For this method, we multiply [latex]A[/latex] by a matrix containing unknown constants and set it equal to the identity.

[latex]\left[\begin{array}{rr}\hfill 1& \hfill -2\\ \hfill 2& \hfill -3\end{array}\right]\text{ }\left[\begin{array}{rr}\hfill a& \hfill b\\ \hfill c& \hfill d\end{array}\right]=\left[\begin{array}{rr}\hfill 1& \hfill 0\\ \hfill 0& \hfill 1\end{array}\right][/latex]

Find the product of the two matrices on the left side of the equal sign.

[latex]\left[\begin{array}{rr}\hfill 1& \hfill -2\\ \hfill 2& \hfill -3\end{array}\right]\text{ }\left[\begin{array}{rr}\hfill a& \hfill b\\ \hfill c& \hfill d\end{array}\right]=\left[\begin{array}{rr}\hfill 1a - 2c& \hfill 1b - 2d\\ \hfill 2a - 3c& \hfill 2b - 3d\end{array}\right][/latex]

Next, set up a system of equations with the entry in row 1, column 1 of the new matrix equal to the first entry of the identity, 1. Set the entry in row 2, column 1 of the new matrix equal to the corresponding entry of the identity, which is 0.

[latex]\begin{array}{c}1a - 2c=1\text{ }{R}_{1}\\ 2a - 3c=0\text{ }{R}_{2}\end{array}[/latex]

Using row operations, multiply and add as follows: [latex]\left(-2\right){R}_{1}+{R}_{2}\to {R}_{2}[/latex]. Add the equations, and solve for [latex]c[/latex].

[latex]\begin{array}{r}\hfill 1a - 2c=1\\ \hfill 0+1c=-2\\ \hfill c=-2\end{array}[/latex]

Back-substitute to solve for [latex]a[/latex].

[latex]\begin{array}{r}\hfill a - 2\left(-2\right)=1\\ \hfill a+4=1\\ \hfill a=-3\end{array}[/latex]

Write another system of equations setting the entry in row 1, column 2 of the new matrix equal to the corresponding entry of the identity, 0. Set the entry in row 2, column 2 equal to the corresponding entry of the identity.

[latex]\begin{array}{rr}\hfill 1b - 2d=0& \hfill {R}_{1}\\ \hfill 2b - 3d=1& \hfill {R}_{2}\end{array}[/latex]

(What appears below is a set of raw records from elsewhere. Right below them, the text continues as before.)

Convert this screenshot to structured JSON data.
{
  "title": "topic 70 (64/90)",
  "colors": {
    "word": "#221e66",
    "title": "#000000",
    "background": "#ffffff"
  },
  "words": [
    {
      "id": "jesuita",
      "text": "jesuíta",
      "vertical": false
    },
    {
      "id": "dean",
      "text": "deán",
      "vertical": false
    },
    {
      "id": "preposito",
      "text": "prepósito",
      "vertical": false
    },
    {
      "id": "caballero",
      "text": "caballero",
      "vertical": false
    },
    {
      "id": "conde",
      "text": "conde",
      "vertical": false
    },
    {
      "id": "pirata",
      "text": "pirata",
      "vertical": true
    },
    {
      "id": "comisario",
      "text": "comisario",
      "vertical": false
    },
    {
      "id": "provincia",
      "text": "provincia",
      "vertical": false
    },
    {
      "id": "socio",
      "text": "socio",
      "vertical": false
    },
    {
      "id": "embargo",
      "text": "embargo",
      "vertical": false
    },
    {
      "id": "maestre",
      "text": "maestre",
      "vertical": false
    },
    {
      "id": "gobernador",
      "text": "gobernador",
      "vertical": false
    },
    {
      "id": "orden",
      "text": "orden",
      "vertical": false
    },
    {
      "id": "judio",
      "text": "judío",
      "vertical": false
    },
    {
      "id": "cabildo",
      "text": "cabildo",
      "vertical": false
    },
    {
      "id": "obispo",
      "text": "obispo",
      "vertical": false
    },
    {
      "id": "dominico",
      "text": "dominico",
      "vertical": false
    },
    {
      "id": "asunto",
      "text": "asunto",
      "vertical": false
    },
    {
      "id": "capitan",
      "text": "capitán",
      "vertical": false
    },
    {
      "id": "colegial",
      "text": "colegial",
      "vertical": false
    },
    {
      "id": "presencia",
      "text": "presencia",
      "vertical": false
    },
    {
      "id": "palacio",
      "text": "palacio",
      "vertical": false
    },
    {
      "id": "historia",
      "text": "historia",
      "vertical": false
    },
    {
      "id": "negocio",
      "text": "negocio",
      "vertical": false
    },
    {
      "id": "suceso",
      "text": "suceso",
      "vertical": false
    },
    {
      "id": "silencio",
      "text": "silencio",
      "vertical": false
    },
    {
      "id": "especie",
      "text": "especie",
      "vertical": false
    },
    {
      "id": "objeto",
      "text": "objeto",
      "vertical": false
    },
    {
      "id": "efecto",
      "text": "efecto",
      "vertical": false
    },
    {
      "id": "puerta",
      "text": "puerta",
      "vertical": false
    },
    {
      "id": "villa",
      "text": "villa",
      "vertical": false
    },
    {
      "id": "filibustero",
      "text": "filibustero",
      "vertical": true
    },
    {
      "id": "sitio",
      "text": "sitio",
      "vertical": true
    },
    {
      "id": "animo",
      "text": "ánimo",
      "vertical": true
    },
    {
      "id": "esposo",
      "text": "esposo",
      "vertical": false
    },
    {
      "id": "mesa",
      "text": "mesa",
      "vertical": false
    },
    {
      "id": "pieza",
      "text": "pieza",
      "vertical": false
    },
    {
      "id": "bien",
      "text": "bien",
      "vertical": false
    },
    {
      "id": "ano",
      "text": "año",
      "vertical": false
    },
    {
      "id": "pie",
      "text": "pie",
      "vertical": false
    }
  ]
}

Using row operations, multiply and add as follows: [latex]\left(-2\right){R}_{1}+{R}_{2}={R}_{2}[/latex]. Add the two equations and solve for [latex]d[/latex].

[latex]\begin{array}{r}\hfill 1b - 2d=0\\ \hfill \frac{0+1d=1}{d=1}\\ \hfill \end{array}[/latex]

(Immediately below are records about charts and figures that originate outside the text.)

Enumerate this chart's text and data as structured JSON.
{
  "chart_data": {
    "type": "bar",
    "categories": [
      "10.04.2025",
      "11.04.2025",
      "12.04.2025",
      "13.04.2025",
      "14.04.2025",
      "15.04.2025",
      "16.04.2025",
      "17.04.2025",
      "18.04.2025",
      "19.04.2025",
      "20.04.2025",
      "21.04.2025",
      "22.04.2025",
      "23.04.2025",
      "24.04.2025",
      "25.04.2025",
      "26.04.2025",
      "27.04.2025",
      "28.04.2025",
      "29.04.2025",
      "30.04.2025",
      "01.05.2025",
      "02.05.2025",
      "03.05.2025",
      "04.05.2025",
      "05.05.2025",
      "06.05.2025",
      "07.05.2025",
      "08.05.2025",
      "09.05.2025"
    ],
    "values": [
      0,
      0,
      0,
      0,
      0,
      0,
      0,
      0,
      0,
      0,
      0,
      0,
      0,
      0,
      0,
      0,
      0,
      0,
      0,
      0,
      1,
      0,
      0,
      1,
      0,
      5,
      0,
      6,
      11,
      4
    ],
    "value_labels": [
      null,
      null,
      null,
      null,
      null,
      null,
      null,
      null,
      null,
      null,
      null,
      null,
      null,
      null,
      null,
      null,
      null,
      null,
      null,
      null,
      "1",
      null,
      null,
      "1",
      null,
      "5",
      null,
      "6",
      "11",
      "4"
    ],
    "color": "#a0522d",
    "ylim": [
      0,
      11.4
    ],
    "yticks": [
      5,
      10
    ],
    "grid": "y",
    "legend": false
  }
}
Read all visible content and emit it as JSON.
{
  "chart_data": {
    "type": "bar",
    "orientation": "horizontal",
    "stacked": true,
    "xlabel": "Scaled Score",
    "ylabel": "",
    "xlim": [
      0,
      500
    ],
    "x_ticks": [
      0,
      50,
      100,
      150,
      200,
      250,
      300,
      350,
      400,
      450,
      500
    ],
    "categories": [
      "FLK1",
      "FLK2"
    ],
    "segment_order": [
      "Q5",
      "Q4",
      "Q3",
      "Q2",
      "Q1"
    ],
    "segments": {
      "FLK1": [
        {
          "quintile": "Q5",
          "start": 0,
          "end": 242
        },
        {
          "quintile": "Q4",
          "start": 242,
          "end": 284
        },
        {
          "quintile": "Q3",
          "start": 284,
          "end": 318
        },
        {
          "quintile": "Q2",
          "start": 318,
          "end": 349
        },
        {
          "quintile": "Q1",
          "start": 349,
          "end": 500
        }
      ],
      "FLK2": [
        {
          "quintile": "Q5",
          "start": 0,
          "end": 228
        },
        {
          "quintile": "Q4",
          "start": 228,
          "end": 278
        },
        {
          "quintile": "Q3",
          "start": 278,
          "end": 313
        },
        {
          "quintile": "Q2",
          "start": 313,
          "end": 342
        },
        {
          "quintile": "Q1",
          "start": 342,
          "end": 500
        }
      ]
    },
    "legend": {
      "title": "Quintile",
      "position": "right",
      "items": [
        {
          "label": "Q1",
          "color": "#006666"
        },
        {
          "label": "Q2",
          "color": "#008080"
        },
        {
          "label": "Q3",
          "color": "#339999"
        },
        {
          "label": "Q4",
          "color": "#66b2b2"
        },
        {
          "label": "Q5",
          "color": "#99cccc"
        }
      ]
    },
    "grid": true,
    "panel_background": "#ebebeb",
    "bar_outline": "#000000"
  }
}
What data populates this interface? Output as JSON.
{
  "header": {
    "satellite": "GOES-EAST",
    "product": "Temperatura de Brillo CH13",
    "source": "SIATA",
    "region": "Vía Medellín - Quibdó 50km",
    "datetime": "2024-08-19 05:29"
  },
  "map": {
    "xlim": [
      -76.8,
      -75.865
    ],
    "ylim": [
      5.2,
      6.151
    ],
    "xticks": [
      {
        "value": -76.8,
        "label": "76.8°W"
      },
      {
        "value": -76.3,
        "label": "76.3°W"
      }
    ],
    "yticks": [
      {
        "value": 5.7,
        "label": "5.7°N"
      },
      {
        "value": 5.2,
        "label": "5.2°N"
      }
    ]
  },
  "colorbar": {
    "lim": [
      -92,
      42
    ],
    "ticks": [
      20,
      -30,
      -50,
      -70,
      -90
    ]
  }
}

Once more, back-substitute and solve for [latex]b[/latex].

[latex]\begin{array}{r}\hfill b - 2\left(1\right)=0\\ \hfill b - 2=0\\ \hfill b=2\end{array}[/latex]

[latex]{A}^{-1}=\left[\begin{array}{rrr}\hfill -3& \hfill & \hfill 2\\ \hfill -2& \hfill & \hfill 1\end{array}\right][/latex]

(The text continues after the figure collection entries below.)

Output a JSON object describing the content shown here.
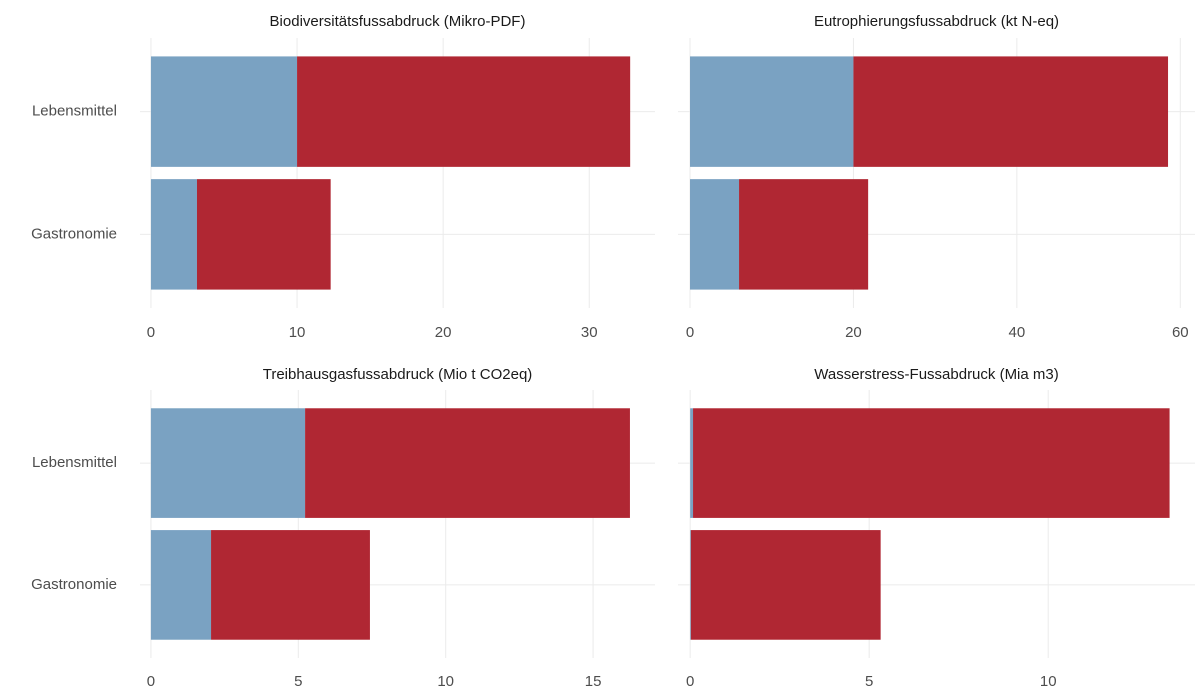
{
  "chart_data": [
    {
      "type": "bar",
      "title": "Biodiversitätsfussabdruck (Mikro-PDF)",
      "categories": [
        "Lebensmittel",
        "Gastronomie"
      ],
      "series": [
        {
          "color": "#7aa2c2",
          "values": [
            10,
            3.15
          ]
        },
        {
          "color": "#b02733",
          "values": [
            22.8,
            9.15
          ]
        }
      ],
      "xlim": [
        -0.75,
        34.5
      ],
      "xticks": [
        0,
        10,
        20,
        30
      ],
      "grid": true
    },
    {
      "type": "bar",
      "title": "Eutrophierungsfussabdruck (kt N-eq)",
      "series": [
        {
          "color": "#7aa2c2",
          "values": [
            20,
            6
          ]
        },
        {
          "color": "#b02733",
          "values": [
            38.5,
            15.8
          ]
        }
      ],
      "xlim": [
        -1.47,
        61.8
      ],
      "xticks": [
        0,
        20,
        40,
        60
      ],
      "grid": true
    },
    {
      "type": "bar",
      "title": "Treibhausgasfussabdruck (Mio t CO2eq)",
      "categories": [
        "Lebensmittel",
        "Gastronomie"
      ],
      "series": [
        {
          "color": "#7aa2c2",
          "values": [
            5.23,
            2.04
          ]
        },
        {
          "color": "#b02733",
          "values": [
            11.02,
            5.39
          ]
        }
      ],
      "xlim": [
        -0.37,
        17.1
      ],
      "xticks": [
        0,
        5,
        10,
        15
      ],
      "grid": true
    },
    {
      "type": "bar",
      "title": "Wasserstress-Fussabdruck (Mia m3)",
      "series": [
        {
          "color": "#7aa2c2",
          "values": [
            0.08,
            0.02
          ]
        },
        {
          "color": "#b02733",
          "values": [
            13.31,
            5.3
          ]
        }
      ],
      "xlim": [
        -0.34,
        14.1
      ],
      "xticks": [
        0,
        5,
        10
      ],
      "grid": true
    }
  ]
}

[latex]\begin{array}{l} \text{1. Augment } A \text{ with the identity matrix:} \\ \left[\begin{array}{cc|cc} 1 & -2 & 1 & 0 \\ 2 & -3 & 0 & 1 \\ \end{array}\right] \\ \\ \text{2. Perform row operations with the goal of turning } A \text{ into the identity matrix.} \\ \text{First, multiply row 1 by } -2 \text{ and add to row 2:} \\ \left[\begin{array}{cc|cc} 1 & -2 & 1 & 0 \\ 2 & -3 & 0 & 1 \\ \end{array}\right] \rightarrow \left[\begin{array}{cc|cc} 1 & -2 & 1 & 0 \\ 0 & 1 & -2 & 1 \\ \end{array}\right] \\ \\ \text{Next, multiply row 2 by } 2 \text{ and add to row 1:} \\ \left[\begin{array}{cc|cc} 1 & -2 & 1 & 0 \\ 0 & 1 & -2 & 1 \\ \end{array}\right] \rightarrow \left[\begin{array}{cc|cc} 1 & 0 & -3 & 2 \\ 0 & 1 & -2 & 1 \\ \end{array}\right] \\ \\ \text{3. The matrix we have found is } A^{-1} : \\ A^{-1} = \left[\begin{array}{rr} -3 & 2 \\ -2 & 1 \\ \end{array}\right] \\ \end{array}[/latex]